The book was his doctrine, his religion. When he’d finished with the physical structure he knew that he needed chemicals. To make fuel for the rocket to launch. Kelvin had already searched his father’s shed for chemicals – to no avail.
But he knew that his uncle, who lived the other side of the town, ran a motor repair workshop. And Kelvin had been there many times and knew how to creep into the store. There was a toilet at the back which had no lock. Kelvin’s uncle often called it the worst toilet in the world. It didn’t matter that there was no lock on the door because nobody but the family used it.
All Kelvin had to do was climb the roof, jump down the back of the building and enter via the toilet. And that’s what he did. That Friday night. He broke in to the workshop and found the chemicals.
He inspected the fat tubs with his torch. The red warning labels sent glee through him. He put the tubs in a bin bag and left the workshop seamlessly back through the toilet. It was hard to lug the bin bag back into the woods. But he eventually reached the creek. And technically had all the ingredients to complete his magnum opus.
When he looked up into the sky, he couldn’t quite contemplate infinity. That the stars and the stretch of black behind them went on and on and never ended. There was a perfection to that notion. And the little poignant rainbow plots of stars were the sheer antidote to that indigo canvass. Space astonished and inspired Kelvin: he knew it was his destiny to join it.
Kelvin didn’t come home that night. And by Saturday afternoon his mother sent out people looking for him. By Sunday the whole town was searching for him. In teams through the pine forest.
He was found. By the creek, on the pretty evening. His left foot was blown off and he was unconscious but still alive. Parts of metal were scattered around the bank and the grass was strangely blackened. An odd smell was in the air. There were burn marks all across Kelvin’s arms.
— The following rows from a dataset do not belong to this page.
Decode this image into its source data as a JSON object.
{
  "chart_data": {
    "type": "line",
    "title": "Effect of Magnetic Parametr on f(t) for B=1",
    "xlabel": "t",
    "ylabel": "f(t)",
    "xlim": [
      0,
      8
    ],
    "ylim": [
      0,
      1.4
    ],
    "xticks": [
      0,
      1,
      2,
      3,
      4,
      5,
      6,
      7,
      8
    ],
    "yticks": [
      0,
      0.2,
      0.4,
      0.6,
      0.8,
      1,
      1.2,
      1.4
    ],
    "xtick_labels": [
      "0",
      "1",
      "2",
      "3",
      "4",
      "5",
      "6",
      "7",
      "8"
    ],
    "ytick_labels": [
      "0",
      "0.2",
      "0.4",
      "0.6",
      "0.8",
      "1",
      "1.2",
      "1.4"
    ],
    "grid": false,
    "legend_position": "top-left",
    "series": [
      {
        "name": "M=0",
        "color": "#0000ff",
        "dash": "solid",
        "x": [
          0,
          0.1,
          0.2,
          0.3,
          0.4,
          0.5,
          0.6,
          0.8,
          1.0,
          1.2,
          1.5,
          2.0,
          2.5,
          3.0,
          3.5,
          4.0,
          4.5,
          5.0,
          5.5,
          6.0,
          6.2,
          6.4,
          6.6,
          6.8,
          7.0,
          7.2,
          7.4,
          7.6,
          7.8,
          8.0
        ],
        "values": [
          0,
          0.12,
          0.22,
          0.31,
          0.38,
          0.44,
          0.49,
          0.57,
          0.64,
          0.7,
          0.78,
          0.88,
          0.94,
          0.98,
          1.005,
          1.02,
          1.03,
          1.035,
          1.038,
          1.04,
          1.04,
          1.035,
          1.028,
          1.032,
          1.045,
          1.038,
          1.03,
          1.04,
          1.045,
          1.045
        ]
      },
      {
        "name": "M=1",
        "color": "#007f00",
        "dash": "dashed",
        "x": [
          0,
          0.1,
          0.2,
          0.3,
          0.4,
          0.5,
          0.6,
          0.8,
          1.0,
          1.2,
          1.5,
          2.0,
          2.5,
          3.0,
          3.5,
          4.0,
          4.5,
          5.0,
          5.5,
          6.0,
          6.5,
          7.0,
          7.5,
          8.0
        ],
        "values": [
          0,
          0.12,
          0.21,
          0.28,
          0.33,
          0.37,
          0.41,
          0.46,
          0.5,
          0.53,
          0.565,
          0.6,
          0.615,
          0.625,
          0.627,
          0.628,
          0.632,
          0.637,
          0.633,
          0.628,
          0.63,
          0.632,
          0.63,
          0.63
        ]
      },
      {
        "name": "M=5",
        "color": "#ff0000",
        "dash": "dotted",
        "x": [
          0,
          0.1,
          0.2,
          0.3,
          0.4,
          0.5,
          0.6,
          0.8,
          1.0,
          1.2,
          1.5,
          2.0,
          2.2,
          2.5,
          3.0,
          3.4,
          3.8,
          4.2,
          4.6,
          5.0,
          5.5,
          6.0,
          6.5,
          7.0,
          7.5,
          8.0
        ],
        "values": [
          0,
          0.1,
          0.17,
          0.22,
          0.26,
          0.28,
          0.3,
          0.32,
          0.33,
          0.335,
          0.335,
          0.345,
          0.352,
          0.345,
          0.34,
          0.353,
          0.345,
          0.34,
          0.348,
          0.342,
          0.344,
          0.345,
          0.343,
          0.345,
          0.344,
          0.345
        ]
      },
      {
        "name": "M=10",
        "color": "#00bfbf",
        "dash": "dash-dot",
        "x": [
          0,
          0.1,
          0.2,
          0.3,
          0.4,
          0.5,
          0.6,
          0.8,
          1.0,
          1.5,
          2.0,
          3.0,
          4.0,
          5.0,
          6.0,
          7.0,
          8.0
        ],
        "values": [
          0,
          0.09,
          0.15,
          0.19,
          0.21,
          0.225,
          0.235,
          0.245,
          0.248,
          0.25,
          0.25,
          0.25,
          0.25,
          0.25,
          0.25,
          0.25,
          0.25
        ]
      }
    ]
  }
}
They took him to the hospital.
When he regained consciousness the doctors asked him what he’d been doing in the woods. He said he was experimenting with fuel ignition techniques for his rocket. He’d obviously made a mistake. But since he was still alive he would like to get back to his pad for further work.
The doctors looked at each other. They were still amazed that Kelvin hadn’t bled to death from the loss of his foot. And his shin was just hanging there, heavily bandaged at the nub. Kelvin barely seemed to feel any pain. Regardless of the morphine. He seemed charged only by mental energy.
“So when can I be free, doctors?” he said. “When can I get going again with the rocket?”